Dian Sastrowardoyo and Nicholas Saputra made an uncredited cameo as a man and a woman in an art gallery scene.

== Reception ==
It is often credited with reviving the Indonesian film industry after a decade of setback along with Ada Apa dengan Cinta? and Petualangan Sherina. At the 2004 Citra Award, the film received 5 awards out of 11 nominations.

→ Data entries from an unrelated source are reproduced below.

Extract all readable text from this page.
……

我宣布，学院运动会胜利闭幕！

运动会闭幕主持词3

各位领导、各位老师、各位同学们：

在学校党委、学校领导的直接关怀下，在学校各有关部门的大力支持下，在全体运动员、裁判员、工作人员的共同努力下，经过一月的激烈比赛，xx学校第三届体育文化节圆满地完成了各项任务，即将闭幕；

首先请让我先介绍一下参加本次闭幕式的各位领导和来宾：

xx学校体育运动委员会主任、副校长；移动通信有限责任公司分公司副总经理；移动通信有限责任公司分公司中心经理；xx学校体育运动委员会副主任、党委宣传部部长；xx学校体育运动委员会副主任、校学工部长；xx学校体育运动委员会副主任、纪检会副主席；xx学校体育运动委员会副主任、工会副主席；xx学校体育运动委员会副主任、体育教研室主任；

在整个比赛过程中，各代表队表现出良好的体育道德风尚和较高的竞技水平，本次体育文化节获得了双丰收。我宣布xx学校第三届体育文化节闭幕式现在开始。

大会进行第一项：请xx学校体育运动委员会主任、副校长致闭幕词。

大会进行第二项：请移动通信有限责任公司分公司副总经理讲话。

Arisan! received much attention for being the first Indonesian film with a gay theme as well as the first Indonesian film to use high-definition color enhancement. It uses a mixture of English, standard Indonesian, and Jakartan urban slang. Upon release, it garnered controversy for its depiction of homosexuality in its home Muslim-majority country of Indonesia.

== Trivia ==
'Arisan' is a common term for a regular social gathering between friends and relatives who chip in money to be won in turns through a lucky draw. From villagers in far-flung areas to urban professionals in big cities, arisan was initially born as a type of support network among Chinese-Indonesian merchants before becoming popular among general Indonesians, particularly housewives. In bigger cities, 'arisan' has also grown into a platform to exhibit wealth with strict criteria for participation.

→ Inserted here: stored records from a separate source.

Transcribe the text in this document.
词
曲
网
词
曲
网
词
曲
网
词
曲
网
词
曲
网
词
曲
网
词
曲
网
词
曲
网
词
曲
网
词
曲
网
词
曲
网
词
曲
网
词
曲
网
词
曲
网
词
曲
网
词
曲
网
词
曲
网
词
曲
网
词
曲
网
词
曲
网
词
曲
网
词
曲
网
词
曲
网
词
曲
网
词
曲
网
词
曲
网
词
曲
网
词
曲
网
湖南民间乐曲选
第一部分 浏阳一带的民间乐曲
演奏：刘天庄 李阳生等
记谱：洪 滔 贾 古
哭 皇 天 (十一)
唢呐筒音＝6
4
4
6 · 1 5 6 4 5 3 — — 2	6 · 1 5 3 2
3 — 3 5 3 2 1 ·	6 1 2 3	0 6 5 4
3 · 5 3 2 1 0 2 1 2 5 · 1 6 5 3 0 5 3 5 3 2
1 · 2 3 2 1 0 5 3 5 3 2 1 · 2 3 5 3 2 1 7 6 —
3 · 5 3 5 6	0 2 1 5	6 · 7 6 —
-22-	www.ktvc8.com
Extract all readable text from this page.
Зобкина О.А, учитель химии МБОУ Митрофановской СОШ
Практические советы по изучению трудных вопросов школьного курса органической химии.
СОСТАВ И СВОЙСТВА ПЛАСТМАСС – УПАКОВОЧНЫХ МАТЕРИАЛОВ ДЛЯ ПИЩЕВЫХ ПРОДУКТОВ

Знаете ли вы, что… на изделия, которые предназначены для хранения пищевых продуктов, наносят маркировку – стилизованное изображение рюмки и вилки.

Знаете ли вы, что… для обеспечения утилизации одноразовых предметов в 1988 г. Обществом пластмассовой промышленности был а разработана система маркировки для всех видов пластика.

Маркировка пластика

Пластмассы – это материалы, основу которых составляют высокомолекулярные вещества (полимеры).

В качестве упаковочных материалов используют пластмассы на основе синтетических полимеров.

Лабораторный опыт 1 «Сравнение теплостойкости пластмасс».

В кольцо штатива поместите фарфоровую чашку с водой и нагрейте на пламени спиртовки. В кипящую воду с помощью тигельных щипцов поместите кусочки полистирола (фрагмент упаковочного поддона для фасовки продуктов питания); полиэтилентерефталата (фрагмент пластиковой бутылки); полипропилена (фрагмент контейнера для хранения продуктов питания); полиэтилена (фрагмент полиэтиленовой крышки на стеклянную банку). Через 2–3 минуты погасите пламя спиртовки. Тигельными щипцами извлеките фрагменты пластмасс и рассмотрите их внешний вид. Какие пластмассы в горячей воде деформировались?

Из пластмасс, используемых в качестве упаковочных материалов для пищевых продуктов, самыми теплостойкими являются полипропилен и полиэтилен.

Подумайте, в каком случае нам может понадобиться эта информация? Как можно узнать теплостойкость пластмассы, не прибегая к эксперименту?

==Awards and nominations==

| Year | Award | Category | Recipients | Result |
| 2004 | 24th Citra Awards | Best Picture | Arisan! | Won |
| Best Director | Nia Dinata | Nominated |
| Best Actor | Tora Sudiro | Won |
| Best Supporting Actor | Surya Saputra | Won |
| Best Supporting Actress | Rachel Maryam | Won |
| Aida Nurmala | Nominated |
| Best Screenplay | Nia Dinata Joko Anwar | Nominated |
| Best Editing | Dewi S. Alibasah | Won |
| Best Original Score | Andi Rianto | Nominated |
| Best Cinematography | Yudi Datau | Nominated |
| Best Art Direction | Ary Juwono | Nominated |
| 2004 | Bandung Film Festival | Best Film | Arisan! | Won |
| Best Director | Nia Dinata | Won |
| Best Actor | Tora Sudiro | Nominated |
| Surya Saputra | Nominated |
| Best Actress | Cut Mini | Nominated |
| Aida Nurmala | Nominated |
| Best Screenplay | Nia Dinata Joko Anwar | Nominated |
| 2004 | MTV Indonesia Movie Awards | Best Movie | Arisan! | Won |
| Most Favorite Movie | Arisan! | Nominated |
| Best Director | Nia Dinata | Won |
| Most Favorite Actor | Tora Sudiro | Nominated |
| Most Favorite Actress | Cut Mini | Nominated |
| Most Favorite Supporting Actor | Surya Saputra | Won |
| Most Favorite Supporting Actress | Rachel Maryam | Nominated |
| Aida Nurmala | Nominated |
| Best Song in a Movie | "Cinta Terlarang" by Ren Tobing | Nominated |
| Best Crying Scene | Cut Mini | Nominated |

== Sequel ==
A sequel, written and directed by Dinata and featured the same principal cast, titled Arisan! 2, was released in December 2011.